With the rise of the laptop generation, and the bedroom artists, the process of recording, composing and editing music (particularly in the electronic genre) has become much cheaper and accessible than ever. The means of music production, once locked away behind expensive recording studios and pricy producers, has been passed to the creators of the music.
The first of the unfortunate downsides of this new paradigm, and the ability for us all to be music creators, is that not all of the mountains of new music being created is worth listening to. The second is that by nature of their usability, the recording devices and software platforms themselves may be creating a shift for creators to record in similar ways – meaning that music can often sound, or at least feel, similar.
How to compose something interesting and unique has now, surely, become one of the most important questions an electronic artist can ask themselves.
North East, electronic, duo ‘Human X’ have been striving for such answers in their first year together and have generated interesting returns already. Early release ‘Death & Romance’, sprinkled with 80’s driven synth beats and emotive, powerful, vocals, sounded original in it’s packaging of strong pop hooks alongside both retro and progressive soundtracks. It’s a mesmerising track and a one which makes the future look very bright indeed.
Obvious comparisons with the Eurythmics were well received by the band, given their reverence to the 80’s duo, who also saw Kate Bush and local beat masters Eve Simpson and Twist Helix as sources of inspiration.
Talking with Spotlight, one half of the duo, Paul Clark was happy to give an insight into their year to date and the success they’re having on the live scene, “we’re over the moon to have so many confirmed shows already this year, coming up we have the Spotlight UK showcase at the Independant Sunderland March 8th, then a support show for Anavae on the 24th March at Jumpin Jacks. Into Easter we’ll be playing The Canny Fringe 13th April , then the Bearded Theory Festival, and further ahead in the summer we have Northern Electric Festival and Oxjam Sunderland penned in so far.”

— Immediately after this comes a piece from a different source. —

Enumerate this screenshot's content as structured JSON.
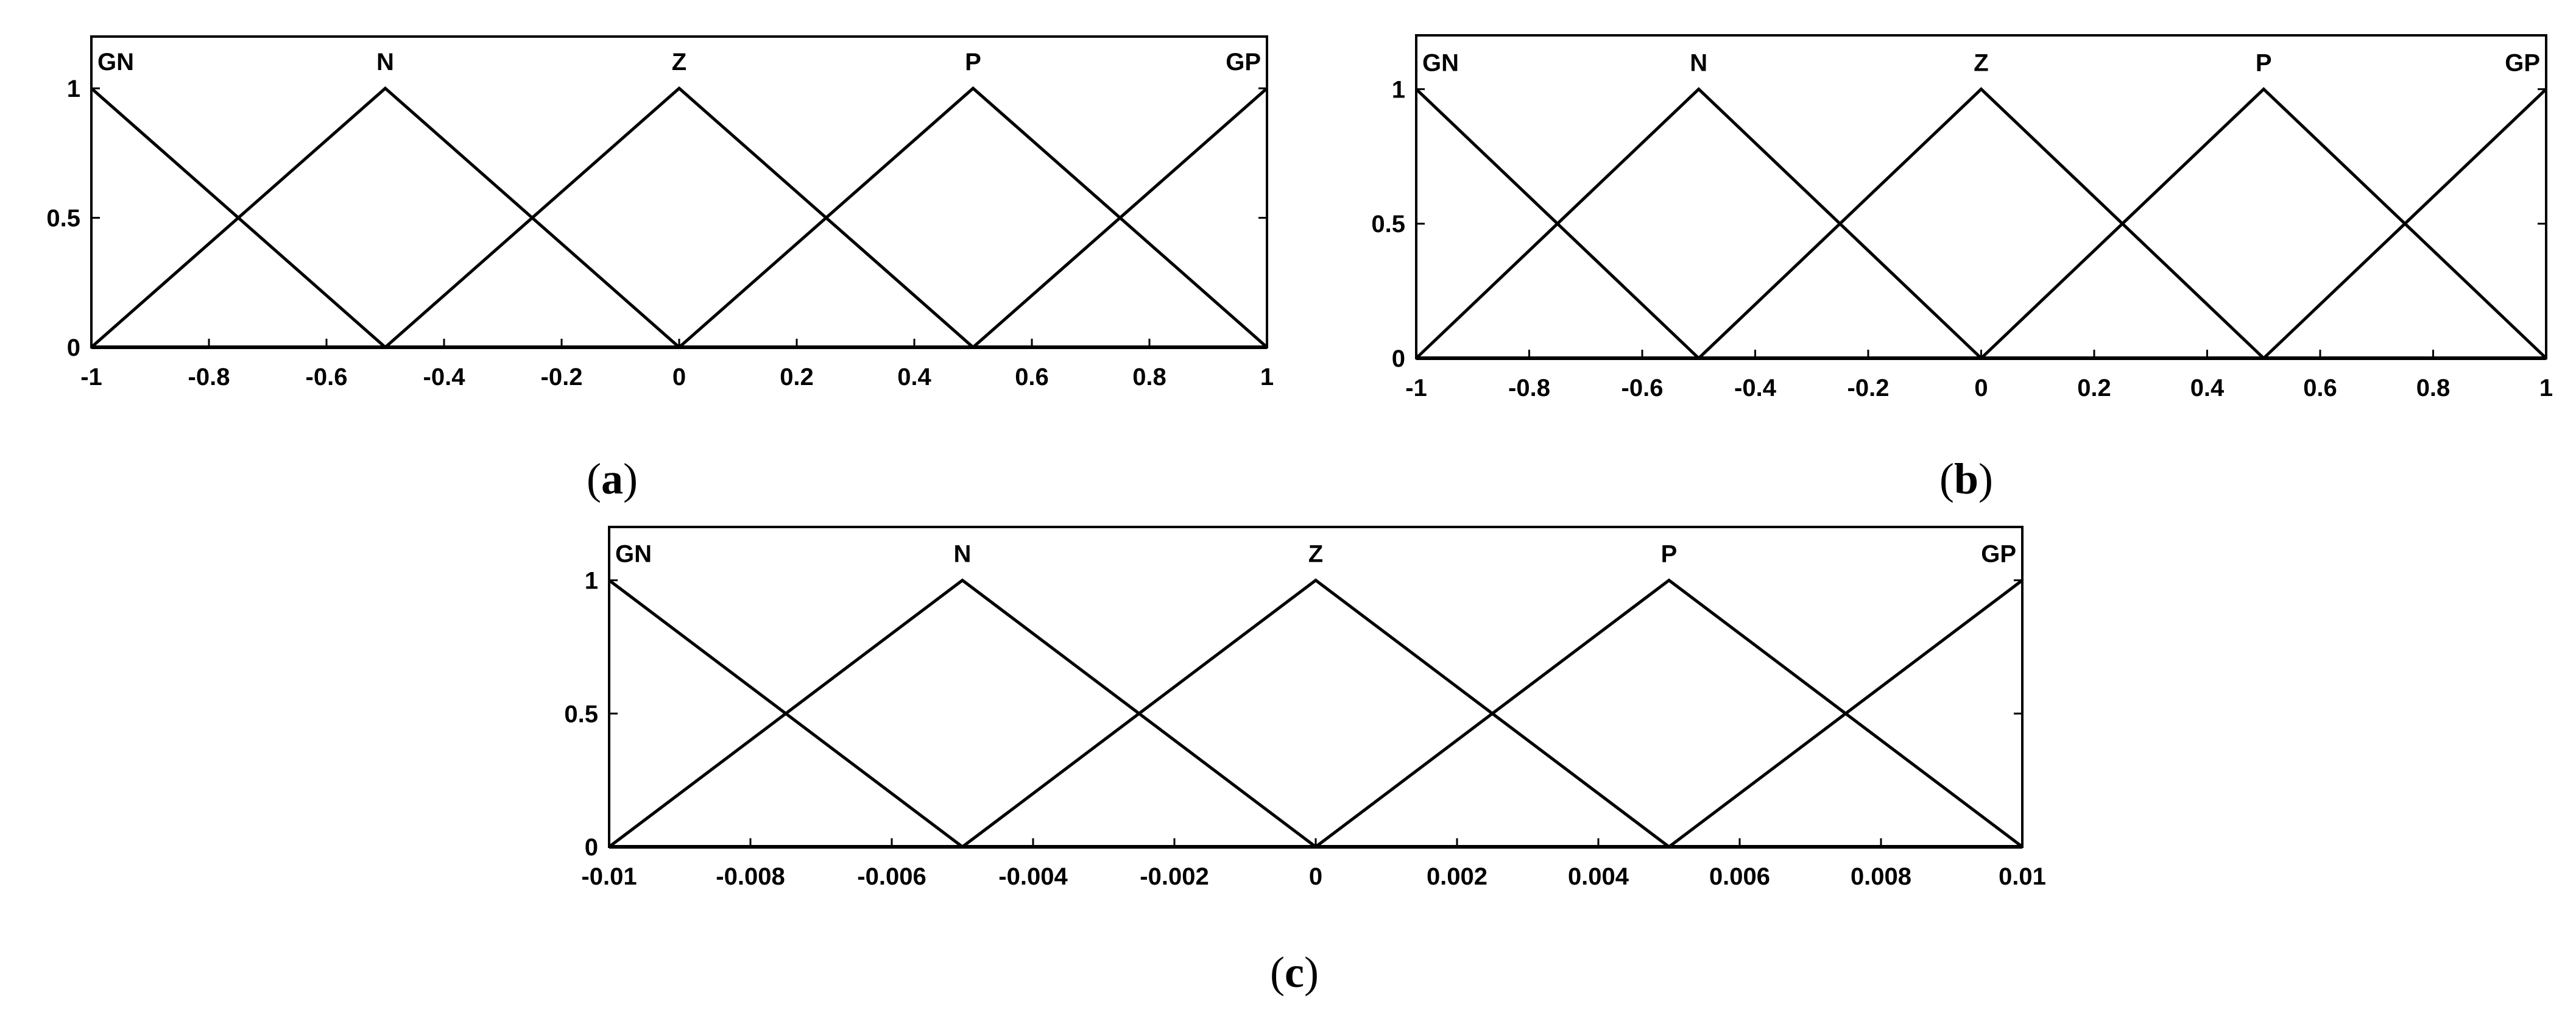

Where the X’s go next will be interesting to watch; staying original in what can often feel like a stifled genre. Paul, for one, is ready for the challenge ‘We worked really hard last year, so it can be easy to be complacent and take the foot off the gas, but we’re determined to stay focused and not let that happen. So in 2018 we are looking to build on the momentum we generated last year. We have a very clear vision for the music and songs so we’re really exited about the prospect of new videos, recordings and shows.’